Step 2: We then standardize the \(S\) statistic to obtain the \(Z\) statistic, which is used to ascertain the significance of the trend. The standardization process is as follows:

$${{{\rm{VAR}}}}(S)=\frac{1}{18}n(n-1)(2n+5)$$

(4)

$$Z=\left\{\begin{array}{c}\frac{S-1}{\sqrt{{{{\rm{VAR}}}}(S)}},S > 0\\ \,0\,,S=0\\ \frac{S+1}{\sqrt{{{{\rm{VAR}}}}(S)}},S < 0\end{array}\right.$$

(5)

Step 3: To assess the significance of the trend, we compare the \(Z\) statistic against critical values derived from the standard normal distribution. The comparison process is as follows:

$${{{\rm{Trend}}}}=\left\{\begin{array}{c}{{{\rm{decrease}}}},Z < 0{{{\rm{and}}}}\left|Z\right| > {{{\rm{ppf}}}}\left(1-\frac{a}{2}\right)\\ {{{\rm{no\; trend}}}},\,\left|Z\right| < {{{\rm{ppf}}}}\left(1-\frac{a}{2}\right)\hfill\\ {{{\rm{increase}}}},Z > 0{{{\rm{and}}}}\left|Z\right| > {{{\rm{ppf}}}}\left(1-\frac{a}{2}\right)\end{array}\right.$$

(6)

Here, \(a\) is set to 0.05, indicating a confidence level of 0.95. The percent point function (\({{{\rm{ppf}}}}\)) is used to determine the critical values.

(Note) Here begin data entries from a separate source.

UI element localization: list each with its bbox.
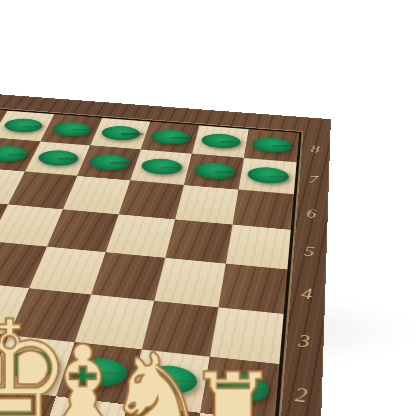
product-photo-scene: ♜♞♝♛♚♝♞♜♟♟♟♟♟♟♟♟♟♟♟♟♟♟♟♟♜♞♝♛♚♝♞♜ abcdefg…: [0, 0, 416, 416]
square-f4: [91, 252, 165, 301]
rank-label-5: 5: [304, 243, 315, 259]
rank-label-3: 3: [298, 331, 310, 352]
square-h4: [218, 264, 287, 314]
black-pawn: ♟: [0, 105, 33, 162]
square-f5: [106, 214, 176, 257]
board-frame: ♜♞♝♛♚♝♞♜♟♟♟♟♟♟♟♟♟♟♟♟♟♟♟♟♜♞♝♛♚♝♞♜ abcdefg…: [0, 87, 331, 416]
black-pawn: ♟: [242, 125, 295, 184]
square-h7: ♟: [239, 158, 297, 194]
black-pawn: ♟: [84, 112, 136, 170]
square-e5: [47, 209, 119, 252]
square-d7: ♟: [25, 141, 90, 175]
rank-label-8: 8: [310, 143, 319, 155]
black-pawn: ♟: [188, 120, 241, 179]
square-g6: [175, 185, 238, 225]
black-pawn: ♟: [32, 109, 84, 167]
square-f7: ♟: [130, 150, 192, 185]
playing-field: ♜♞♝♛♚♝♞♜♟♟♟♟♟♟♟♟♟♟♟♟♟♟♟♟♜♞♝♛♚♝♞♜: [0, 102, 302, 416]
square-h6: [233, 190, 294, 230]
white-rook: ♜: [187, 360, 279, 416]
square-f6: [119, 180, 184, 219]
rank-label-4: 4: [301, 285, 313, 303]
square-h5: [226, 225, 291, 270]
square-g4: [154, 258, 226, 308]
rank-label-6: 6: [306, 206, 316, 221]
rank-label-7: 7: [308, 173, 318, 186]
chess-board: ♜♞♝♛♚♝♞♜♟♟♟♟♟♟♟♟♟♟♟♟♟♟♟♟♜♞♝♛♚♝♞♜ abcdefg…: [0, 87, 331, 416]
rank-label-2: 2: [294, 383, 307, 406]
square-g7: ♟: [184, 154, 244, 190]
black-pawn: ♟: [136, 116, 188, 175]
square-g5: [165, 219, 232, 263]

Step 4: The P value is calculated as follows:

$$P=2(1-{{{\rm{cdf}}}}(Z))$$

(7)

where \({{{\rm{cdf}}}}\) denotes the cumulative distribution function. The P value represents the probability obtained from the test, reflecting the likelihood of observing the trend in the data under the null hypothesis (i.e., no underlying trend). If the P value exceeds 0.05, we conclude that the sequence fails the Mann-Kendall test, indicating that it does not exhibit a significant trend.